Unlike many other countries, Brazil does not operate any special program to bring native English into the country to teach English or assist in the classroom. Being a native English speaker alone is not enough to qualify you for a work visa, although some language schools may be willing to sponsor you.

If a work visa is issued, it will be valid for a maximum of two years, after which you can apply to renew it. Renewals are more easily obtained than the original visa. You may also apply to transform the work visa into a permanent visa.

Note that even if you don't qualify for a work visa, you may be granted the right to work legally in Brazil if you obtain permanent residency. Read on.

Permanent visas

There are many advantages of permanent resident status, including the ability to open a bank account, the freedom to exit and return to Brazil freely, access to the public healthcare system, and the right to work legally. There are a few types of permanent visas:

Retirement visas are available to those who are at least 60 years old – or who have a spouse who is 60 or older – and who can prove a regular monthly income of at least US$2,000. Provided that you meet these conditions and do not have a criminal record, the retirement visa is generally fairly easy to obtain.

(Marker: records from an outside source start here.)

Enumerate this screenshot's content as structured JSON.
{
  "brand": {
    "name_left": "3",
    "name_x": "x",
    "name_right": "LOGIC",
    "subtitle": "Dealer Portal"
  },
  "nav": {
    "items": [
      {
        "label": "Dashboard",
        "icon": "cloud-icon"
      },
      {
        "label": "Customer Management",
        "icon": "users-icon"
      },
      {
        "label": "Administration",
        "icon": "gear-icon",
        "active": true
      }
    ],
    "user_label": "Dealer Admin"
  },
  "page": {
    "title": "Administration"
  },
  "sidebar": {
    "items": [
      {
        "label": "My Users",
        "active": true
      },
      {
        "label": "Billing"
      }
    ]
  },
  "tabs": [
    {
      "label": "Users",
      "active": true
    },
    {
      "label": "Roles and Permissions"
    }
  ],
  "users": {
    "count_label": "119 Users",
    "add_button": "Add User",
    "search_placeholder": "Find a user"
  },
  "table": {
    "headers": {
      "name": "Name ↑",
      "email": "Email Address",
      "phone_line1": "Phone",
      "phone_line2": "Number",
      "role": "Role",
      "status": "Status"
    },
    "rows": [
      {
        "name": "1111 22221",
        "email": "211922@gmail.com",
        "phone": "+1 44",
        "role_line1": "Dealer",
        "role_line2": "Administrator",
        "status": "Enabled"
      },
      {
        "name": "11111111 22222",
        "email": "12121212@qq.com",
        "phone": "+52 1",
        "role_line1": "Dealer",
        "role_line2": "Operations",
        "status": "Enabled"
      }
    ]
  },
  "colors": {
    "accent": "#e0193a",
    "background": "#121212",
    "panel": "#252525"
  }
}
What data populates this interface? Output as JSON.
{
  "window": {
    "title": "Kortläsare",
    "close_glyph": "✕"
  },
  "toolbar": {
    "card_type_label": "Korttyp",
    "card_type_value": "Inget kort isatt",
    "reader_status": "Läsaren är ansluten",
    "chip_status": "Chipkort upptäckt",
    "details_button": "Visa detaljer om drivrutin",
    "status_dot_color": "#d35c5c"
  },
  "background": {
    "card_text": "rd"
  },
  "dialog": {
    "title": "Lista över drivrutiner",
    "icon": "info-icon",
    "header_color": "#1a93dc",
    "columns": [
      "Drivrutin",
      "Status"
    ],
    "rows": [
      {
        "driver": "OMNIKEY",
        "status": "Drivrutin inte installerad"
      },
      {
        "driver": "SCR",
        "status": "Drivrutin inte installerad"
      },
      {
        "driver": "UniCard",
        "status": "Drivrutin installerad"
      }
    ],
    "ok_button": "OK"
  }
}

Permanent visas are granted to individuals who marry either a Brazilian citizen or an individual with permanent residency in Brazil. Note that gay marriages are now recognized in Brazil. Also, stable civil unions with Brazilians are regarded in the same way as marriages, but what constitutes a stable union is not well defined. You'll need to satisfy a judge that your relationship qualifies.

Permanent visas are also granted to the parents of children born in Brazil. If you visit Brazil, and your child is born here, that child is a Brazilian citizen. The child's parents do not automatically become Brazilian citizens, but will be granted permanent resident status.

Those who can invest a minimum of 500,000 Brazilian Reals may apply for an investor visa. This is not a simple process, as your investment cannot be passive, but must be an enterprise which creates jobs for Brazilians. Your business plan will need to be reviewed and approved, and you will need to report periodically to a government official. And operating a business in Brazil is seldom easy. So this route is not recommended if you really just want residency.

Other types of visas

You may qualify for a student visa if you enroll at a qualified institution. Seek the school's assistance in applying. Note that a student visa will only be valid for the term of study.

Missionary visas may be granted for up to two years. Check with the Brazilian consulate serving your area for specific requirements.

Brazil does not offer visas specifically for volunteer service. Additionally, there are no programs which recruit English speakers to teach in the public schools unlike in some other countries.


While you should always respect the laws of any country you visit, you should be aware that the penalties for overstaying in Brazil are not severe. You'll be required to pay a fine of about 8.26 Reals (currently $2.62) for each day you've overstayed, with the fine capped at 100 days. Once the fine is paid, you will be allowed to re-enter Brazil again after the anniversary date of your arrival in Brazil.

While obtaining permanent residency in Brazil can prove challenging, it's quite easy to spend up to 180 days per year here as a tourist. Just choose a locale and the months you'd like to visit!